New York -- Just before 8 p.m. -- and an hour after the tree lighting ceremony at Rockefeller Center began -- Gino Palacios stood at the southeast corner of 50th and 5th Avenue waiting to cross the street and enter the city's massive outdoor holiday space.
His son, Alexander, 4, was seated on his shoulders. His daughter Victoria, 7, was standing just a few inches away. His wife and a relative visiting for the week from Ecudaor were also there. Palacios said he saw the tree lighting in Rockefeller Center once before, almost 20 years ago. But for his children, this was the first time, making the drive from their Nutley, N.J. home and the wait worthwhile. This was to be a night of big waits for big things.
"I just, I just want to see it," Victoria said. "I want to know what it's like. I think my tree is bigger at our house."
Victoria's bold declaration made a few people nearby chuckle. After all, there were what seemed like hundreds of people on the same corner inching toward Rockefeller Center, home of a massive Christmas tree and New York's declaration that the Christmas season has begun.
First, the stats.
This year's tree, a 74-foot-tall Norway Spruce, is believed to be about 75-years-old, according to a statement released this month by Rockefeller Center. It weighs in at 12 tons and measures about 40 feet around. The tree hails from Mifflinville, Pa.
A crane positioned the tree in an upright position at Rockefeller Center earlier this month, where it was promptly wrapped in scaffolding so that workers could begin stringing more than 30,000 multi-colored -- and, as Rockefeller Center's public relations staff stressed in the statement -- energy-efficient LED lights. Strung on the equivalent of five miles of wire, the lights will be powered with the help of hundreds of solar panels, according to the statement. The tree is topped with a Swarovski Star -- unveiled by the actress Blake Lively at a separate event on Nov. 18.

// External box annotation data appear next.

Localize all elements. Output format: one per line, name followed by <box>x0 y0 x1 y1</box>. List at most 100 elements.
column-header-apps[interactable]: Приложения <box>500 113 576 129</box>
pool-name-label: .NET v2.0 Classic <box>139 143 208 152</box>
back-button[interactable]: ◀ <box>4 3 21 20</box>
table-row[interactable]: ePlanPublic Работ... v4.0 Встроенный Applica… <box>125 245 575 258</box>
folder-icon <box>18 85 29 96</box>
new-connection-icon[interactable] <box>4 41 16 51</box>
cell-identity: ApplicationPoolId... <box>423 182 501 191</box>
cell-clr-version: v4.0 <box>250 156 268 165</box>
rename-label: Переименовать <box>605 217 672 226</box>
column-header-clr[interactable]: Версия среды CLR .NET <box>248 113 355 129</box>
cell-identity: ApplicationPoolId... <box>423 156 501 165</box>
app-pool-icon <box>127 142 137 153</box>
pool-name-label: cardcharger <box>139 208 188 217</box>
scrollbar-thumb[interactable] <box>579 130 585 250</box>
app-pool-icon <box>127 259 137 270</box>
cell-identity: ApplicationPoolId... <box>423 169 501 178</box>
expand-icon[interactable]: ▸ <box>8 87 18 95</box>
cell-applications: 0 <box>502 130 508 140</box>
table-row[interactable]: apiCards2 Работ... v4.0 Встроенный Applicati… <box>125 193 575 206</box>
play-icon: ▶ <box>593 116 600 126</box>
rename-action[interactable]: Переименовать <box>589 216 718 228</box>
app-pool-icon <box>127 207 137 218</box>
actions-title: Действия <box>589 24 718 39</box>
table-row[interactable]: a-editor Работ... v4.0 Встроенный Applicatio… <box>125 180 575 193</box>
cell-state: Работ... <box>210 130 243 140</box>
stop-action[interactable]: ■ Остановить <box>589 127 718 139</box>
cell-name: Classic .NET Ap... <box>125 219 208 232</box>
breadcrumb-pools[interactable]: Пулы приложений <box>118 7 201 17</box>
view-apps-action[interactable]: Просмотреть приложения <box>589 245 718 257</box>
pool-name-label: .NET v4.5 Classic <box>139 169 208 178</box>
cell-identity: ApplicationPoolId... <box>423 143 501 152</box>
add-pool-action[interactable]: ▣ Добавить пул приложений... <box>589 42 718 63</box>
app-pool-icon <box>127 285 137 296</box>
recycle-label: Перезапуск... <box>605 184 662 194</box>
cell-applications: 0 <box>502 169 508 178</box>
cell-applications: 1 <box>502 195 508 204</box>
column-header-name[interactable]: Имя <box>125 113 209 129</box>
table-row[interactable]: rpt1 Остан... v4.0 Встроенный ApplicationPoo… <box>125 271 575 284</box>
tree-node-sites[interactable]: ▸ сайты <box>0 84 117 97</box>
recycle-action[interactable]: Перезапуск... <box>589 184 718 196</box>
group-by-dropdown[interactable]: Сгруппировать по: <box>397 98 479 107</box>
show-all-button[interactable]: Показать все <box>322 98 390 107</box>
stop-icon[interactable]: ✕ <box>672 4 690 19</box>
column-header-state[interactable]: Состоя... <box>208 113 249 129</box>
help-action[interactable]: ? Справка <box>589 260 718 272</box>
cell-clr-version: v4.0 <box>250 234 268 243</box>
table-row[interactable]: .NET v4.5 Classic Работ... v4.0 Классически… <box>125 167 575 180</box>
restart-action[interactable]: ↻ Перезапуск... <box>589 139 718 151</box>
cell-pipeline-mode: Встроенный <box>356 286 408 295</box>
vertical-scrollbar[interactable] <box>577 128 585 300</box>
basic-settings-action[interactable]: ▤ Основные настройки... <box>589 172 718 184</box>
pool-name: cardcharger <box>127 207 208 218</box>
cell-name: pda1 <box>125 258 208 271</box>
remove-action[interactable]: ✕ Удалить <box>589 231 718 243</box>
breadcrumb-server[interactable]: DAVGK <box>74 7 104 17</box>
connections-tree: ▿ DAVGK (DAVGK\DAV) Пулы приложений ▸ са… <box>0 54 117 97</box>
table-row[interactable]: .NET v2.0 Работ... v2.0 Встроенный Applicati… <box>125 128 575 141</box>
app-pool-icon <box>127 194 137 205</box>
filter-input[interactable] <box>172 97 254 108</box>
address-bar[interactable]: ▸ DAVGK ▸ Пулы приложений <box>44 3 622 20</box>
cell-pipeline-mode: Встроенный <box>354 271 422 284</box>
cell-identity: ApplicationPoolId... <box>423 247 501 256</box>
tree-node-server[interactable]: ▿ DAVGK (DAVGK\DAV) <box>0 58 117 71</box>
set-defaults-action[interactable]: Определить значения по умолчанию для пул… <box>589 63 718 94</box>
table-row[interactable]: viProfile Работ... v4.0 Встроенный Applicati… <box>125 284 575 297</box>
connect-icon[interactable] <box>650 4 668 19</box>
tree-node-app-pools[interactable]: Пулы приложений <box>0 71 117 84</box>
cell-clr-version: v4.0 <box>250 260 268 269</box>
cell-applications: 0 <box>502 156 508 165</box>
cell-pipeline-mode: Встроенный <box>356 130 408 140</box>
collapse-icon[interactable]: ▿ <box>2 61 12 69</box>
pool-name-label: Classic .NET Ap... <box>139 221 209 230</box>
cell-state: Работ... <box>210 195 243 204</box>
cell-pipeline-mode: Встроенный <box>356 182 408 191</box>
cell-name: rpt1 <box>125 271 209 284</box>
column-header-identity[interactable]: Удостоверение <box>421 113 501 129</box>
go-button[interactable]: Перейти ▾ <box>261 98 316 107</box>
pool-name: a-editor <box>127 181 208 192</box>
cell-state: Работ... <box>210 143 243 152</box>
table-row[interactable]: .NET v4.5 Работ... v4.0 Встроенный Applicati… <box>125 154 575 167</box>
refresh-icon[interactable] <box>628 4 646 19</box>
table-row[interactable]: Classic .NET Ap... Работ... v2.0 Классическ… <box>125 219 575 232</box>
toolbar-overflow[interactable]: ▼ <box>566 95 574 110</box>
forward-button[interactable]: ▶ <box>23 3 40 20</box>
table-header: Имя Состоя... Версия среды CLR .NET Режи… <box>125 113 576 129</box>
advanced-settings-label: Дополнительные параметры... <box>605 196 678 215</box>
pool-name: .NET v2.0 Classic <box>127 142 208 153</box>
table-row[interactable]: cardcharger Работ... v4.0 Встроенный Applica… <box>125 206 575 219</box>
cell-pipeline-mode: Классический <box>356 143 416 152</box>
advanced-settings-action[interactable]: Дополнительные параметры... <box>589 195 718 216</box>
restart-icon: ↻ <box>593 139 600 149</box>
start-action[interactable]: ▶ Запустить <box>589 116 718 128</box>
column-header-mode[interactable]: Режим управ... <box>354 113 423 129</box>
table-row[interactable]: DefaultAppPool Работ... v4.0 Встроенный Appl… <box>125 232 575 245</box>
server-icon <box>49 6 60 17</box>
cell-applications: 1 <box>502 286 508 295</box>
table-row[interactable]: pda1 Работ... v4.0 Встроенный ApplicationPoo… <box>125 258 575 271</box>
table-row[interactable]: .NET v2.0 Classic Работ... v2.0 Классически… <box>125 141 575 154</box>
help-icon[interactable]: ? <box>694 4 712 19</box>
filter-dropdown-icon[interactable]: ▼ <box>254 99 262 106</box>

Rockefeller Center officials also did not respond to a request for comment Wednesday. Everyone from President Barack Obama to the Black Eyed Peas were scheduled to attend the tree-lighting ceremony.
Now, the history.
In New York, Christmas has not always been the city's most heavily decorated holiday, said Eric Robinson, a reference assistant at the New York Historical Society's library. That honor was reserved for New Year's Eve, from the city's earliest days as a 17th century Dutch colony until at least the early 1800s. Then, some New Yorkers began public celebrations and displays associated with a Dec. 6 holiday known as St. Nicholas Day. Before long, the public displays and events extended to Christmas, Robinson said.
In 1924, the nation had its first outdoor illuminated Christmas display in Cleveland, Ohio, said William L. Bird, who wrote the 2007 book "Holidays on Display." The display did not land in Cleveland's Nela Park by coincidence, Bird said. General Electric's lighting division was based in the area. In 1924, company engineers spent weeks building the outdoor wonderland and figuring out how to make the noses of reindeer sculptures twinkle.
"It's kind of interesting that General Electric is today the major tenant in Rockefeller Center," said Bird, who is also a curator at the National Museum of American History.
Rockefeller Center history and common folklore have it that in 1931, in the midst of The Great Depression, workers building the office complex that would become Rockefeller Center put up and decorated a small Christmas tree, Bird said. Rockefeller Center began an official holiday display and celebration in 1933, according to the complex's website.
At Rockefeller Center on Wednesday night, the big tree, the lights and the show drew a large crowd with long waits. Moving about 100 yards took more than five minutes.
"I'm hoping, I guess I'm really hoping for the kids to see the big tree at least one time," Palacios said. "So far, the wait hasn't been too bad. I mean, this is a big deal. You want the kids to have this experience, to see the big, big tree. So, you wait."
CORRECTION: This story has been modified to remove inaccurate information about the tree's origins provided by Rockefeller Center.